What Supercross Gets Right About Fan Experience

FanFest as a Blueprint for Designing the Event Before the Event

I attended the opening of the Supercross season this month in Anaheim, California, by invitation of our friends at Feld Entertainment. Spoiler alert: it was an adrenaline-filled event that ended with me immediately checking the schedule to figure out when I could attend another one.

But when I refer to the event, I’m not just talking about the race that began at 4:00 PM.

The Real Start Time

The day began nearly seven hours earlier at FanFest, with ticket holders arriving early to kick things off. Between qualifying races, sponsorship activations, food trucks, rider meet-and-greets, and additional entertainment, I was immediately indoctrinated into the culture.

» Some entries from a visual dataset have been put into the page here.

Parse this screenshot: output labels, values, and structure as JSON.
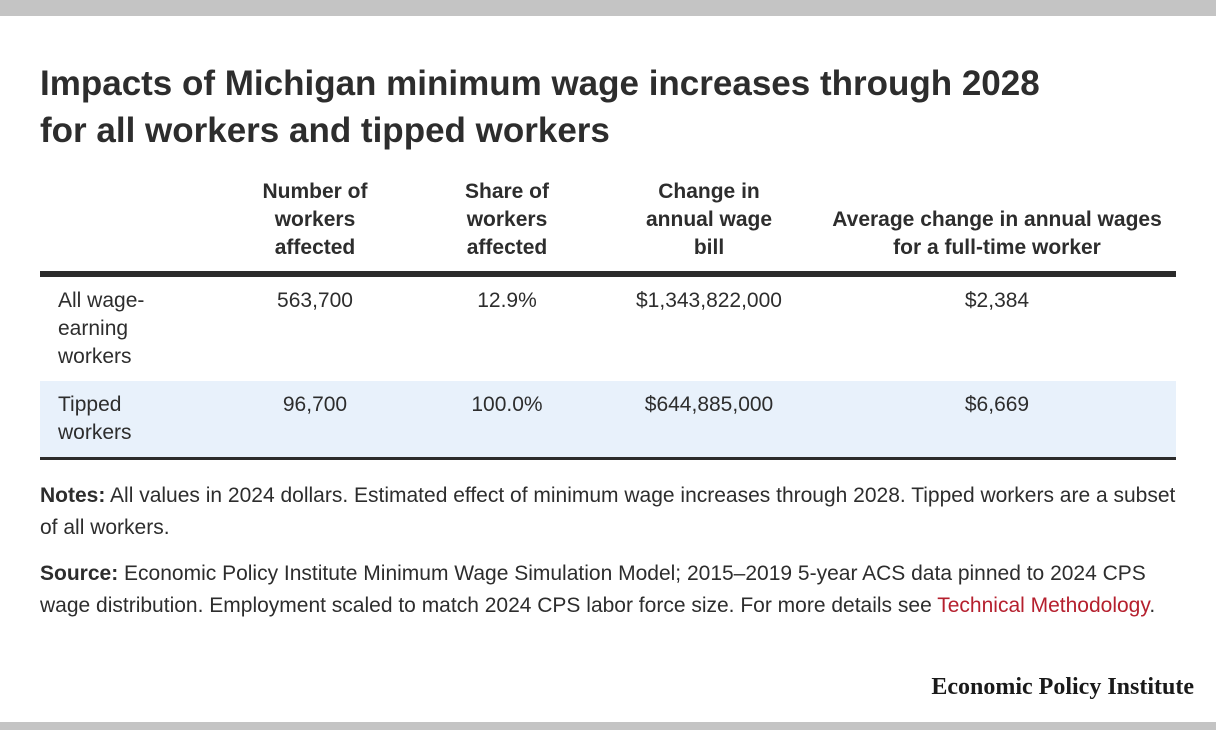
{
  "title_line1": "Impacts of Michigan minimum wage increases through 2028",
  "title_line2": "for all workers and tipped workers",
  "table": {
    "headers": [
      "",
      "Number of workers affected",
      "Share of workers affected",
      "Change in annual wage bill",
      "Average change in annual wages for a full-time worker"
    ],
    "rows": [
      {
        "label_line1": "All wage-",
        "label_line2": "earning",
        "label_line3": "workers",
        "workers": "563,700",
        "share": "12.9%",
        "wage_bill": "$1,343,822,000",
        "avg_change": "$2,384"
      },
      {
        "label_line1": "Tipped",
        "label_line2": "workers",
        "workers": "96,700",
        "share": "100.0%",
        "wage_bill": "$644,885,000",
        "avg_change": "$6,669"
      }
    ]
  },
  "notes": {
    "label": "Notes:",
    "text": "All values in 2024 dollars. Estimated effect of minimum wage increases through 2028. Tipped workers are a subset of all workers."
  },
  "source": {
    "label": "Source:",
    "text": "Economic Policy Institute Minimum Wage Simulation Model; 2015–2019 5-year ACS data pinned to 2024 CPS wage distribution. Employment scaled to match 2024 CPS labor force size. For more details see",
    "link_text": "Technical Methodology",
    "end": "."
  },
  "logo": "Economic Policy Institute",
  "colors": {
    "accent_link": "#b5202e",
    "row_shade": "#e8f1fb",
    "frame_bar": "#c4c4c4"
  }
}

Lifelong fans roamed Angel Stadium and the surrounding parking lot as comfortably as if it were their own backyards.

The Event Before the Event

The idea of a FanFest—or an event before the event—isn’t new. Tailgating itself is a decades-old, community-led, repeatable blueprint, and a culture all its own. Tailgating before a football game is naturally baked into how you plan the day.

What’s shifted is the expectation.

The events and attractions I’ve been visiting over the last year have opened my eyes to these moments not as “nice-to-haves,” but as essential parts of the experience. Beyond Supercross, that includes the Savannah Bananas’ lively pregame rituals, Monster Jam’s Pit Party (which gets you so close to the trucks you’ve never felt smaller in your life), and even Disney queues—entertaining, interactive, and designed to jumpstart the story before you ever get on the ride.

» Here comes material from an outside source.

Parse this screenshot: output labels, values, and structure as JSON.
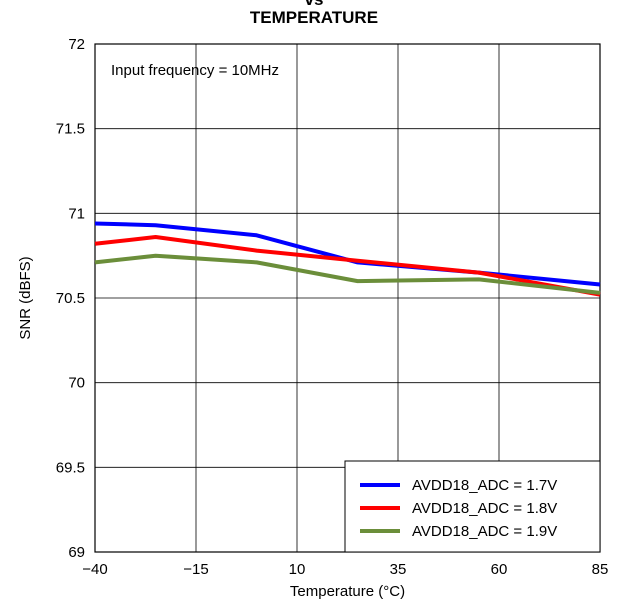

Designing for Human Behavior

The effort to design around existing human behavior is what separates a product from an event—and an event from an experience.

As I took it all in, I watched first-timers eagerly anticipating demonstrations, energized fans meeting their heroes, enthusiasts scoping out upgrades for their own bikes, and multiple generations experiencing something together—passing excitement both down and up the family tree.

All of this happened before a single race result was even posted.

The New Question: “What’s in It for Me?”

We’re in a moment of rising ticket prices and rising expectations. Competition for attention continues to intensify, and now more than ever, audiences are asking a simple question: What’s in it for me?

More time on site isn’t automatically the answer (and I know I’m not alone in believing there’s nothing better than a Broadway show that runs 90 minutes and starts promptly at 7:00 PM). But when added time results in a deeper connection and a higher emotional ROI, it becomes a powerful differentiator in how fandom grows.

Redesigning Around People

The next step in getting people off their couches may not be redefining the event itself—but redesigning around the people experiencing it.

Less focus on conversion, more on indoctrination. And a reminder that the real start time isn’t the one printed on the ticket.